SL Green Realty Corp. (SLG - Free Report) is likely to beat expectations when it reports second-quarter 2017 earnings on Jul 19, after the closing bell.
Last quarter, this office real estate investment trust (REIT) delivered in-line results with respect to funds from operations (“FFO”) per share.
Over the trailing four quarters, the company exceeded the Zacks Consensus Estimate in two occasions, met in another and missed in the other, with an average beat of around 3.62%. The graph below depicts this surprise history.
Why a Likely Positive Surprise?
Our proven model shows that SL Green is likely to beat estimates because it has the right combination of the two key ingredients. A stock needs to have both a positive Earnings ESP and a Zacks Rank #1 (Strong Buy), 2 (Buy) or at least 3 (Hold) to beat estimates, and Prologis has the right mix.
You can uncover the best stocks to buy or sell before they’re reported with our Earnings ESP Filter.
Zacks ESP: The Earnings ESP, which represents the percentage difference between the Most Accurate estimate of $1.63 and the Zacks Consensus Estimate of $1.62, is +0.62%. This is a meaningful and leading indicator of a likely positive surprise.
Zacks Rank: SL Green’s Zacks Rank #3, when combined with a positive ESP, makes us reasonably confident of a positive surprise this season.
Conversely, we caution against stocks with a Zacks Rank #4 or 5 (Sell rated) going into the earnings announcement, especially when the company is seeing negative estimate revisions.
What's Driving the Better-than-Expected Earnings?
SL Green is the leading commercial property owner in New York City. The company’s high-quality office properties in proximity to midtown Manhattan’s key commuter stations and diverse tenant base are likely to help the company ride the growth curve. Moreover, its leasing activity is likely to remain decent amid an improving economy and job market environment.
In addition, per a recent report from CBRE Group Inc. in second-quarter 2017, the U.S. office vacancy rate remained steady at 13% amid a balanced demand supply environment. In fact, in around half of the U.S. office markets, vacancy recorded a decline and the national office vacancy rate is hovering close to its post-recession low.
Also, SL Green made concerted efforts to diversify and tap opportunities in New York City’s premium retail locations, with its retail investments complementing the core office and structured finance businesses. Along with a solid balance sheet, such efforts are anticipated to drive the company’s top- and bottom-line growth in the quarter to be reported.

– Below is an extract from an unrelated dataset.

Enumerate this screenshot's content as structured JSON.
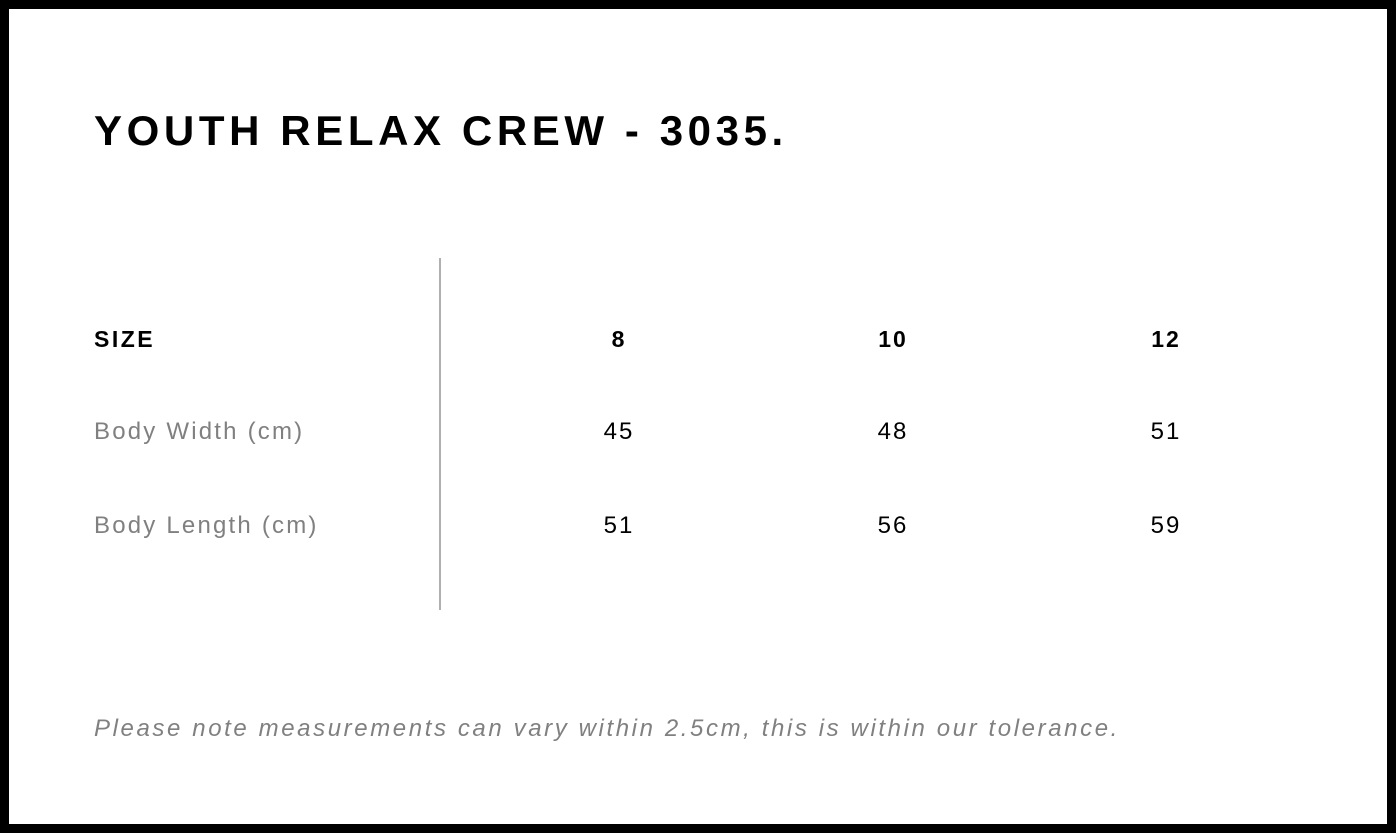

However, shares of SL Green declined 5.7% over the past three months compared with the Zacks categorized REIT and Equity Trust – Other industry’s descend of 1.8%. Nevertheless, over the past seven days, the Zacks Consensus Estimate of FFO per share for the to-be-reported quarter inched up 0.6% to $1.62, reflecting analysts’ bullish sentiments on the stock.
Stocks That Warrant a Look
Here are a few stocks in the REIT sector that you may want to consider, as our model shows that they have the right combination of elements to report a positive surprise this quarter:
Prologis Inc. (PLD - Free Report) , scheduled to release earnings on Jul 18, has an Earnings ESP of +2.56% and a Zacks Rank #2. You can see the complete list of today’s Zacks #1 Rank stocks here.

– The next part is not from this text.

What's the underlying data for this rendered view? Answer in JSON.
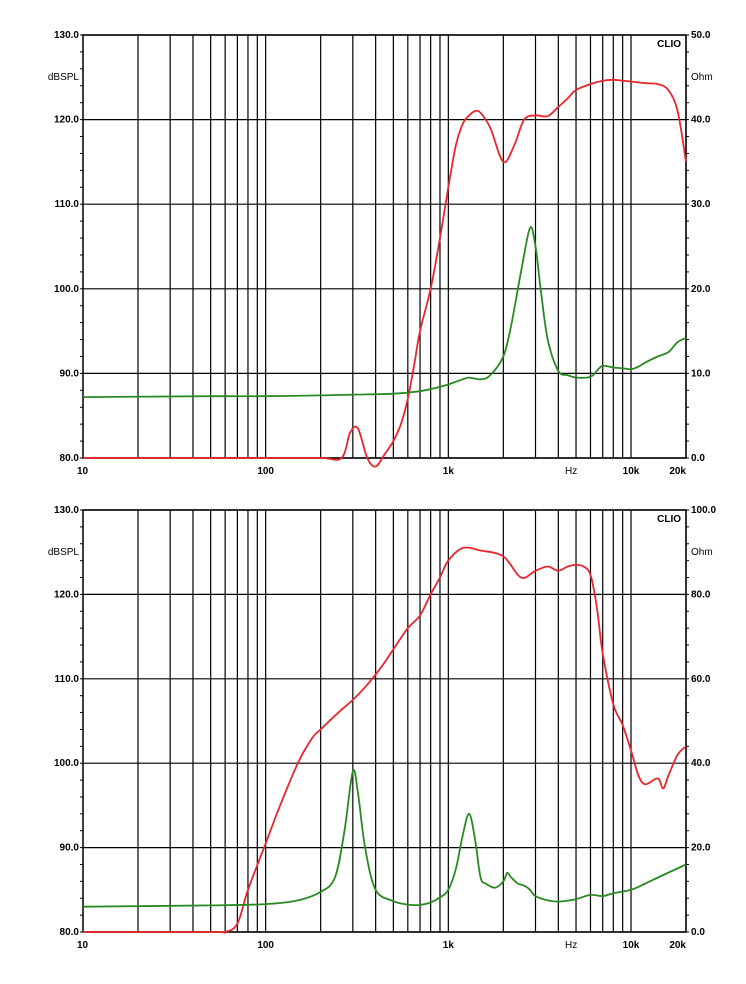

Host Hotels & Resorts, Inc. (HST - Free Report) , slated to release second-quarter results on Jul 26, has an Earnings ESP of +6.52% and a Zacks Rank #3.
Equity Residential (EQR - Free Report) , slated to release earnings on Jul 25, has an Earnings ESP of +1.30% and a Zacks Rank #3.
Note: All EPS numbers presented in this write up represent funds from operations (FFO) per share. FFO, a widely used metric to gauge the performance of REITs, is obtained after adding depreciation and amortization and other non-cash expenses to net income.